# Thank You Message From Driver



## Snooperjuke (Mar 7, 2018)

Wouldn't it be nice if you could message any rider that tipped you in app with a personal thank you. I personally would love to message them back saying I appreciate the tip and if I remembered anything about them I could also put that in as well. For instance "Hope you had a nice flight to Cleveland". I also think this would encourage them to continue to tip future drivers. Thoughts?


----------



## kdyrpr (Apr 23, 2016)

Agree.


----------



## upyouruber (Jul 24, 2017)

Snooperjuke said:


> Wouldn't it be nice if you could message any rider that tipped you in app with a personal thank you. I personally would love to message them back saying I appreciate the tip and if I remembered anything about them I could also put that in as well. For instance "Hope you had a nice flight to Cleveland". I also think this would encourage them to continue to tip future drivers. Thoughts?


I agree as I created a thread with idea before. Uber is so up their own ass!


----------



## Uberfunitis (Oct 21, 2016)

Drivers would use that feature to antagonize passengers. Instead of using it to thank tippers you would have drivers using it to harass non tippers or drunks or women they find attractive etc. Once the ride is over the ride is over no need for back and forth after unless somebody forgot something and those messages should be sent to Uber.


----------



## Snooperjuke (Mar 7, 2018)

Uberfunitis said:


> Drivers would use that feature to antagonize passengers. Instead of using it to thank tippers you would have drivers using it to harass non tippers or drunks or women they find attractive etc. Once the ride is over the ride is over no need for back and forth after unless somebody forgot something and those messages should be sent to Uber.
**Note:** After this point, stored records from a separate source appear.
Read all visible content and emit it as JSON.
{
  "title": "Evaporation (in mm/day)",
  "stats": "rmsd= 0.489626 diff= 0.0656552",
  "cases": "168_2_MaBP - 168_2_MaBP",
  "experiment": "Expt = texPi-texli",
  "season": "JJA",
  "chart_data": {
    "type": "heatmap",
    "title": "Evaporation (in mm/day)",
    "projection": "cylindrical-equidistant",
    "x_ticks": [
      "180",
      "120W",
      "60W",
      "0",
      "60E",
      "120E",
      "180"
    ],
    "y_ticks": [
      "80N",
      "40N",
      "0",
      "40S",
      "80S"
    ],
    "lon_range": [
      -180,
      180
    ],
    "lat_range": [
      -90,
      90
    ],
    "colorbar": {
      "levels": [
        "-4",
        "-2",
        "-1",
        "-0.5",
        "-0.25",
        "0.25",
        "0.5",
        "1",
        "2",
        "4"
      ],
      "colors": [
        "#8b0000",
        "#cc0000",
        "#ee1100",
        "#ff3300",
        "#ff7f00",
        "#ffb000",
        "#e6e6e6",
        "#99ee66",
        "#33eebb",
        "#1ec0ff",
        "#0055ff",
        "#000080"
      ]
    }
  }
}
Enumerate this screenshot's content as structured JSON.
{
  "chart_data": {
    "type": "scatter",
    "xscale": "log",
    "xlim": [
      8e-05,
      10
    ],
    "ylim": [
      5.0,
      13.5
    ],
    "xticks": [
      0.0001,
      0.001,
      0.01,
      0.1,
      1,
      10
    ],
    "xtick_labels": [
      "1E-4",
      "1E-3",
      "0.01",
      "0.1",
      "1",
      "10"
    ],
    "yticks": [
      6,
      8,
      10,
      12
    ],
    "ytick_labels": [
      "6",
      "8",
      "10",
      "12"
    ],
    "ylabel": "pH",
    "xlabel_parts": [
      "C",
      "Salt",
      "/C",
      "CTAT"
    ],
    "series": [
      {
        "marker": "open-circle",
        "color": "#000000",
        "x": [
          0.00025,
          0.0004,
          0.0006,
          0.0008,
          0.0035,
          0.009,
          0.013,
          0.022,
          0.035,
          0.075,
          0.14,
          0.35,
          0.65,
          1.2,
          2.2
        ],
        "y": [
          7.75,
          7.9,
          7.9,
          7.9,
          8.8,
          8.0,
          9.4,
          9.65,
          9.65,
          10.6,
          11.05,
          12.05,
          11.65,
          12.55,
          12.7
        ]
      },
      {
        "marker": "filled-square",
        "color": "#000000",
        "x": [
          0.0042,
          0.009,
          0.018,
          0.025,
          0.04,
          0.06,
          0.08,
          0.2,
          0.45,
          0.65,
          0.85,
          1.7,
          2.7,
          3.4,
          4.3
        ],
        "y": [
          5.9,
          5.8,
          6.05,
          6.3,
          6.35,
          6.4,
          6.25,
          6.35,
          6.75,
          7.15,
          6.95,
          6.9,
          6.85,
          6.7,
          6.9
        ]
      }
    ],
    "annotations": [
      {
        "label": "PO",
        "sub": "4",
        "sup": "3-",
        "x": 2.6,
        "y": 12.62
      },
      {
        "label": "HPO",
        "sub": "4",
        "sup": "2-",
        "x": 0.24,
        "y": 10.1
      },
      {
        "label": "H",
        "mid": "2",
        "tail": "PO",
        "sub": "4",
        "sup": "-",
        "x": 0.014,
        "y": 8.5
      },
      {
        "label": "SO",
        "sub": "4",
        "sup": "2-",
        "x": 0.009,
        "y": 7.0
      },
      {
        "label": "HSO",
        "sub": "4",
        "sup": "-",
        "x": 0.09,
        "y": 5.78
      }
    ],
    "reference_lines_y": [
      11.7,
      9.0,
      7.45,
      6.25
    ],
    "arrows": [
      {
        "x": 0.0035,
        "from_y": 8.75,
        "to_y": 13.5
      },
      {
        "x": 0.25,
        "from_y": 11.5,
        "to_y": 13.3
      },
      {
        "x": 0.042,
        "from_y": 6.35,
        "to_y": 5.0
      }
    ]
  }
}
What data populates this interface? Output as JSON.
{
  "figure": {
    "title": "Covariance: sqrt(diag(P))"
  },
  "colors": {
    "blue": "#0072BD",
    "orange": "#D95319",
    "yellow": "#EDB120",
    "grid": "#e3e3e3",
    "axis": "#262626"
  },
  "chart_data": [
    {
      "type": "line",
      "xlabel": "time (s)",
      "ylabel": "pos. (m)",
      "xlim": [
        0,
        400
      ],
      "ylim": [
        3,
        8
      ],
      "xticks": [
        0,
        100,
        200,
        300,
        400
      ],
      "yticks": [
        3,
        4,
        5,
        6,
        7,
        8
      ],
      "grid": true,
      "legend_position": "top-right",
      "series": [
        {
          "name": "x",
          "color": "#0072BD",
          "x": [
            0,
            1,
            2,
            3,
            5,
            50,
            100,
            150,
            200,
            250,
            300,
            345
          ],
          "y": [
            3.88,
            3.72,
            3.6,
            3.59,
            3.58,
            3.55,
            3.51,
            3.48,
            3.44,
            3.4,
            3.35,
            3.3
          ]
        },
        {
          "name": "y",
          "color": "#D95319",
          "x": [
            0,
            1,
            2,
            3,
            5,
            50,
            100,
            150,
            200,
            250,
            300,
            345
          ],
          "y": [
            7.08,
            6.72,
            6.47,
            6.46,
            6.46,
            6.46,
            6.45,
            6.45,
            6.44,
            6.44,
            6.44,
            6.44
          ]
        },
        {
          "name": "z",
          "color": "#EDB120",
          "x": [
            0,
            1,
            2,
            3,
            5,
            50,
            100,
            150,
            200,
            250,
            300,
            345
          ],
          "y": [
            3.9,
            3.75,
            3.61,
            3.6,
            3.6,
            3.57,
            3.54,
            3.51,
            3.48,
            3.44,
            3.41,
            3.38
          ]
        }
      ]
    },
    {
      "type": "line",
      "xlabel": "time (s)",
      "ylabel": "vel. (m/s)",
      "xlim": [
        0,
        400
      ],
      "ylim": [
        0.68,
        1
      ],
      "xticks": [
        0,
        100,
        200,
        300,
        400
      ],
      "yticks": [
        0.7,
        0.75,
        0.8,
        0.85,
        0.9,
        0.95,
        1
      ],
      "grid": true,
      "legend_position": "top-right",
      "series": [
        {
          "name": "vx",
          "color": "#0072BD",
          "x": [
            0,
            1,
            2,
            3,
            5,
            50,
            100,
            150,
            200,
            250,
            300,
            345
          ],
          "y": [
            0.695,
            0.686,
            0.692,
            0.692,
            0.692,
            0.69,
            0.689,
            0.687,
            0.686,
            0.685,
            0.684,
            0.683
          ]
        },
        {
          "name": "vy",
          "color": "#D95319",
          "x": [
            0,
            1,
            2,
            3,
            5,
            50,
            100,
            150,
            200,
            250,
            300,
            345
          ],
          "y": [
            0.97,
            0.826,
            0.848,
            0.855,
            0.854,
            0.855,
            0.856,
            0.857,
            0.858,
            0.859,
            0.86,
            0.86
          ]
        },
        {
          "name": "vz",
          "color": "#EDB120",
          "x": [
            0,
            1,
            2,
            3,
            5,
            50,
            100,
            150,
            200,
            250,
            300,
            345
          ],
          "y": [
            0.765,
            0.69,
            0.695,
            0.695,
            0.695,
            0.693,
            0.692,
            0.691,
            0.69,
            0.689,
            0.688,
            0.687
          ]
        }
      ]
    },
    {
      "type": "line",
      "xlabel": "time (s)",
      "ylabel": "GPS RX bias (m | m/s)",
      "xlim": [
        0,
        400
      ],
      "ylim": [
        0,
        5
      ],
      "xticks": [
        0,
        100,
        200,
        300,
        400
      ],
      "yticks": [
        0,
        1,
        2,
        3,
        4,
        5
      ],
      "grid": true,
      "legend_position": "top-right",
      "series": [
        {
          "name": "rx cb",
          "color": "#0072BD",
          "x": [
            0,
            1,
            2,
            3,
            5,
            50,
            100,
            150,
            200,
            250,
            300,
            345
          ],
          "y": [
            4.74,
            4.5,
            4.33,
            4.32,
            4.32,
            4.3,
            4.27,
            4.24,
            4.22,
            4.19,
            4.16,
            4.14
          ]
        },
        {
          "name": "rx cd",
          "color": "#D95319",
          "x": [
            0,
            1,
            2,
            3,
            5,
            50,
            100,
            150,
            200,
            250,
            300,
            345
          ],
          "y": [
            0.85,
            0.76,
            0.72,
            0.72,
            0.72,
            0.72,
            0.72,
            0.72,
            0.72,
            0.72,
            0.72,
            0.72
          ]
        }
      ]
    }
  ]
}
They could make the feature only available to respond to passengers that tipped to avoid the chance of harassing non tippers.


----------



## Uberfunitis (Oct 21, 2016)

Snooperjuke said:


> They could make the feature only available to respond to passengers that tipped to avoid the chance of harassing non tippers.


I would not really have a problem with that provided they have a function that allowed the passenger to report harassment and the ride share company used a no tolerance policy for harassment in any way.


----------



## upyouruber (Jul 24, 2017)

Uberfunitis said:


> I would not really have a problem with that provided they have a function that allowed the passenger to report harassment and the ride share company used a no tolerance policy for harassment in any way.


Just like your harrassment towards others here, right?


----------



## henrygates (Mar 29, 2018)

They could have a generic "thanks!" button.

Passengers could collect them like badges and show them off to their friends.


----------



## IERide (Jul 1, 2016)

They could give riders “badges” like we get.. “Great tipper” could be one..


----------



## Abraxas79 (Feb 7, 2016)

upyouruber said:


> I agree as I created a thread with idea before. Uber is so up their own ass!


Dara's super duper new app doesn't give you this option?


----------